Polemik Diterbitkannya Peraturan Pemerintah Nomor 46 tahun 2015 tentang Jaminan Hari Tua: Kepentingan Siapa?

Di terbitkan oleh : Departemen Diklat dan Propaganda DPP GSBI 


Seminggu terakhir, berita tentang terbitnya Peraturan Pemerintah (PP) nomor 46/2015 tentang Jaminan Hari Tua (JHT) memicu polemik dikalangan buruh. Melalui PP 46/2015 pemerintah menetapkan tentang perubahan pencairan dana Jaminan Hari Tua (JHT).

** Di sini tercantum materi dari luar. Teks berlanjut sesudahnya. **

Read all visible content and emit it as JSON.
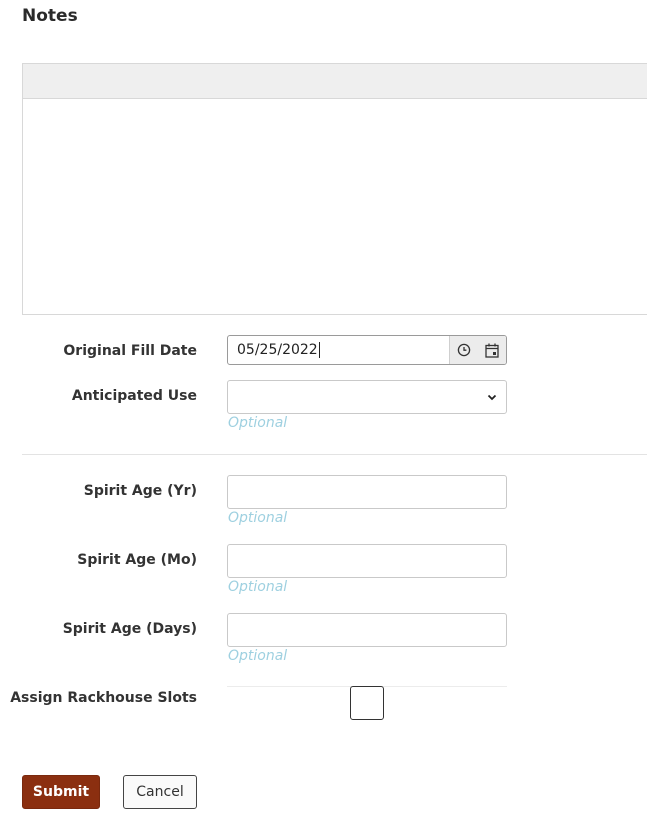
{
  "notes": {
    "title": "Notes"
  },
  "fields": {
    "original_fill_date": {
      "label": "Original Fill Date",
      "value": "05/25/2022",
      "clock_icon": "clock-icon",
      "calendar_icon": "calendar-icon"
    },
    "anticipated_use": {
      "label": "Anticipated Use",
      "value": "",
      "hint": "Optional"
    },
    "spirit_age_yr": {
      "label": "Spirit Age (Yr)",
      "value": "",
      "hint": "Optional"
    },
    "spirit_age_mo": {
      "label": "Spirit Age (Mo)",
      "value": "",
      "hint": "Optional"
    },
    "spirit_age_days": {
      "label": "Spirit Age (Days)",
      "value": "",
      "hint": "Optional"
    },
    "assign_rackhouse_slots": {
      "label": "Assign Rackhouse Slots",
      "checked": false
    }
  },
  "actions": {
    "submit": "Submit",
    "cancel": "Cancel"
  },
  "colors": {
    "submit_bg": "#8b2f10",
    "hint": "#9ed0e0"
  }
}
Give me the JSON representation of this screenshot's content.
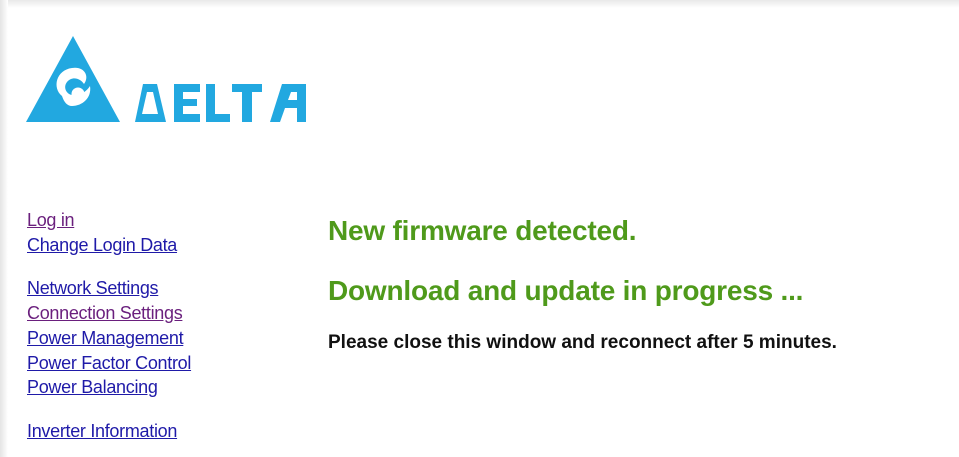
{
  "brand": {
    "logo_text": "DELTA",
    "logo_color": "#22a8e0"
  },
  "nav": {
    "link_color": "#1f1aa8",
    "visited_color": "#6a1f7d",
    "groups": [
      {
        "items": [
          {
            "label": "Log in"
          },
          {
            "label": "Change Login Data"
          }
        ]
      },
      {
        "items": [
          {
            "label": "Network Settings"
          },
          {
            "label": "Connection Settings"
          },
          {
            "label": "Power Management"
          },
          {
            "label": "Power Factor Control"
          },
          {
            "label": "Power Balancing"
          }
        ]
      },
      {
        "items": [
          {
            "label": "Inverter Information"
          }
        ]
      }
    ]
  },
  "main": {
    "headline_color": "#4f9a1b",
    "firmware_detected": "New firmware detected.",
    "update_progress": "Download and update in progress ...",
    "notice": "Please close this window and reconnect after 5 minutes."
  }
}
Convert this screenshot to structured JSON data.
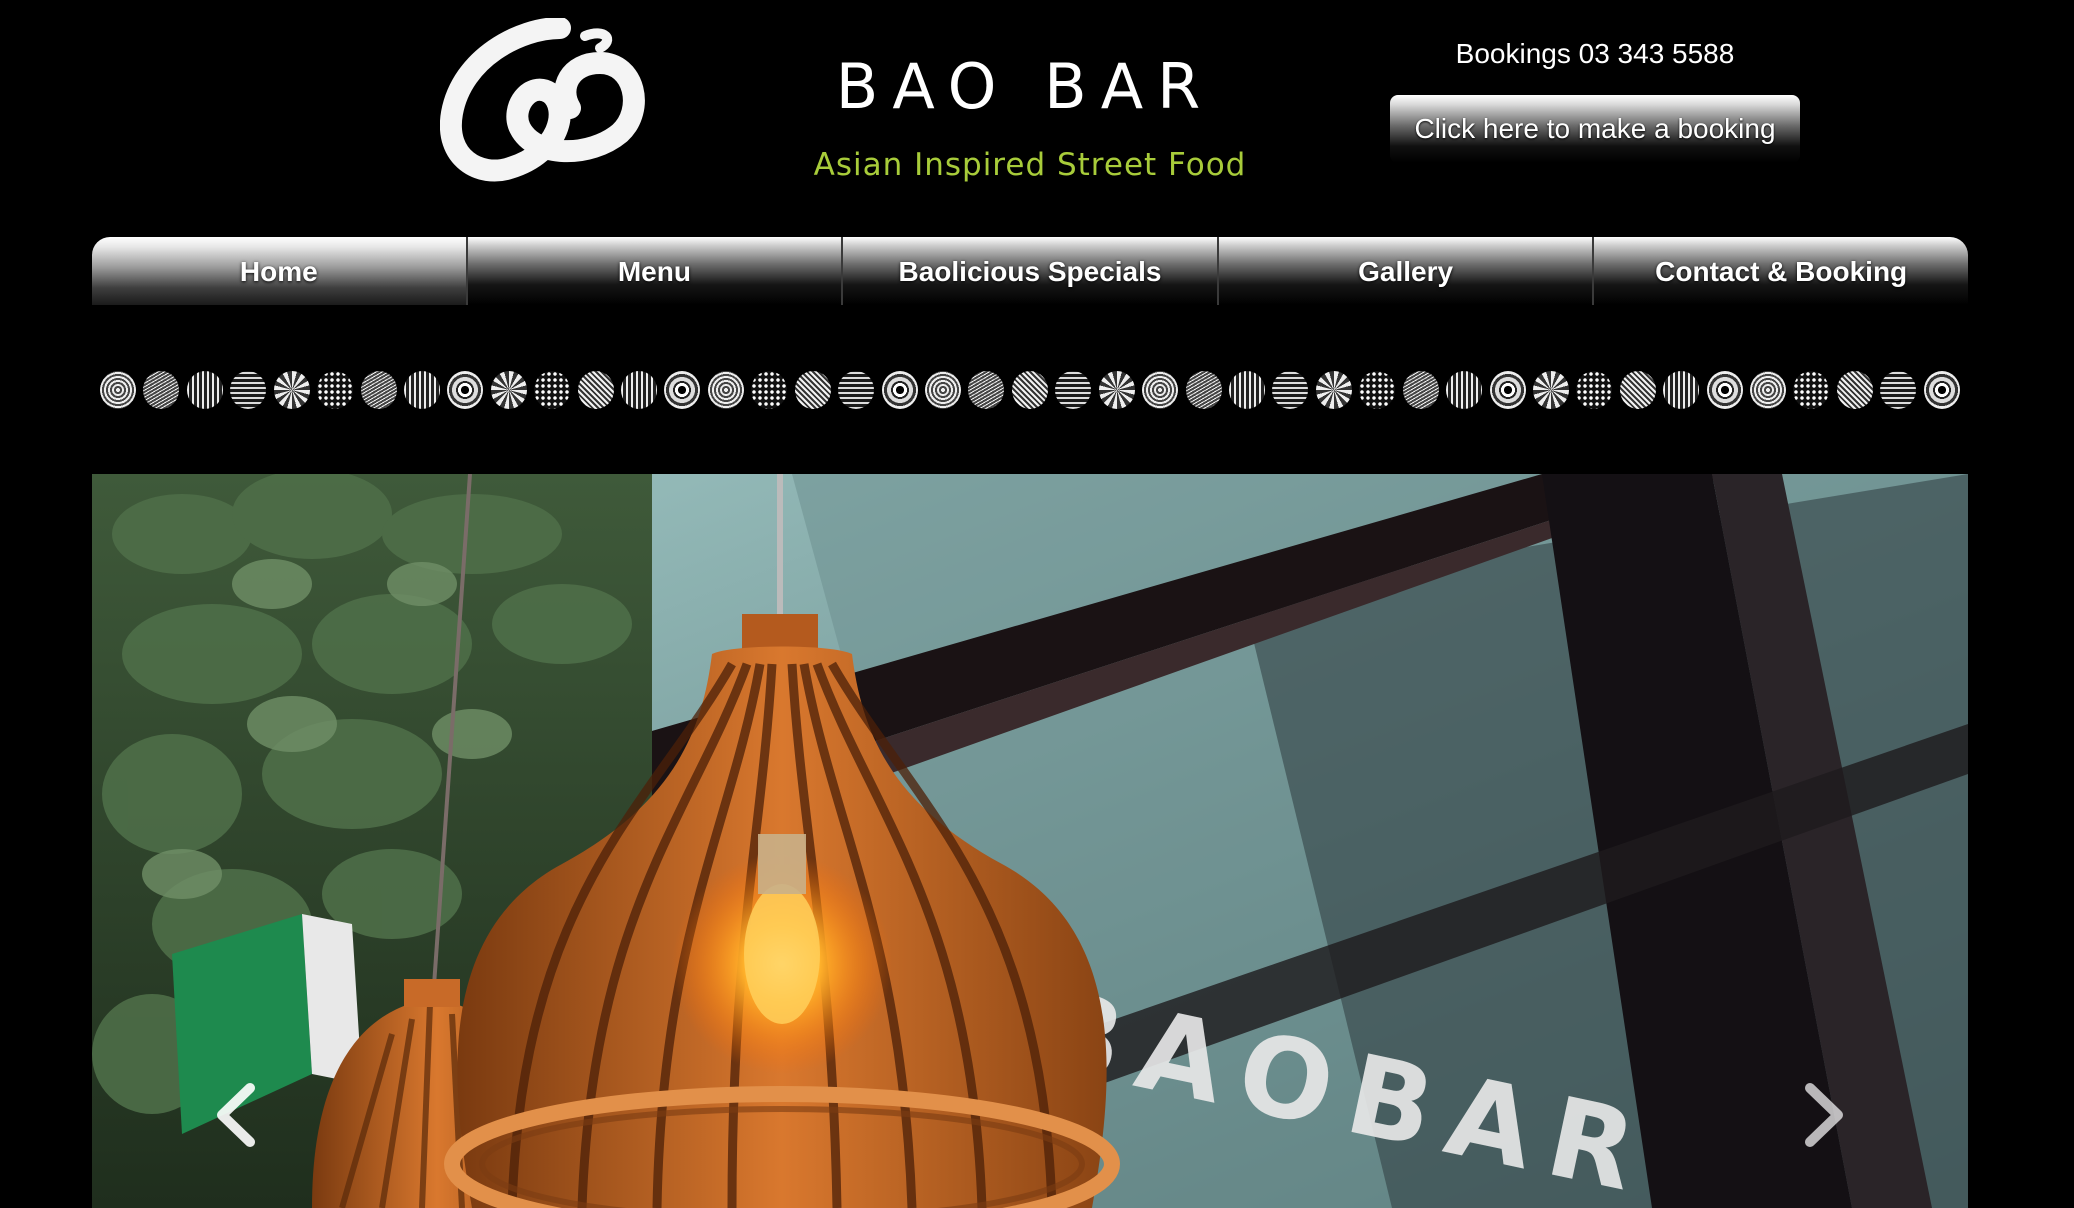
{
  "header": {
    "brand_title": "BAO BAR",
    "tagline": "Asian Inspired Street Food",
    "bookings_phone": "Bookings 03 343 5588",
    "booking_button_label": "Click here to make a booking",
    "logo_icon": "brush-stroke-logo-icon",
    "tagline_color": "#a8cc3a"
  },
  "nav": {
    "items": [
      {
        "label": "Home",
        "active": true
      },
      {
        "label": "Menu",
        "active": false
      },
      {
        "label": "Baolicious Specials",
        "active": false
      },
      {
        "label": "Gallery",
        "active": false
      },
      {
        "label": "Contact & Booking",
        "active": false
      }
    ]
  },
  "decor": {
    "dot_count": 43
  },
  "hero": {
    "window_lettering": "BAOBAR",
    "prev_icon": "chevron-left-icon",
    "next_icon": "chevron-right-icon"
  }
}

Jika sebelumnya, pencairan/klaim dana JHT dapat dicairkan sekaligus dengan kepesertaan 5 tahun 1 bulan, maka melalui PP 46/2015 berubah menjadi : (i) Klaim terhadap nilai keseluruhan JHT hanya dapat dilakukan saat usia pekerja memasuki 56 Tahun (Usia Pensiun), (ii) Klaim terhadap JHT baru dapat dilakukan jika kepesertaan sudah mencapai 10 tahun (sesuai UU SJSN pasal 37 ayat 3) dengan pilihan; (a) Pencairan 10 % untuk keperluan apapun, (b) Pencairan 30% untuk pembiayaan perumahan.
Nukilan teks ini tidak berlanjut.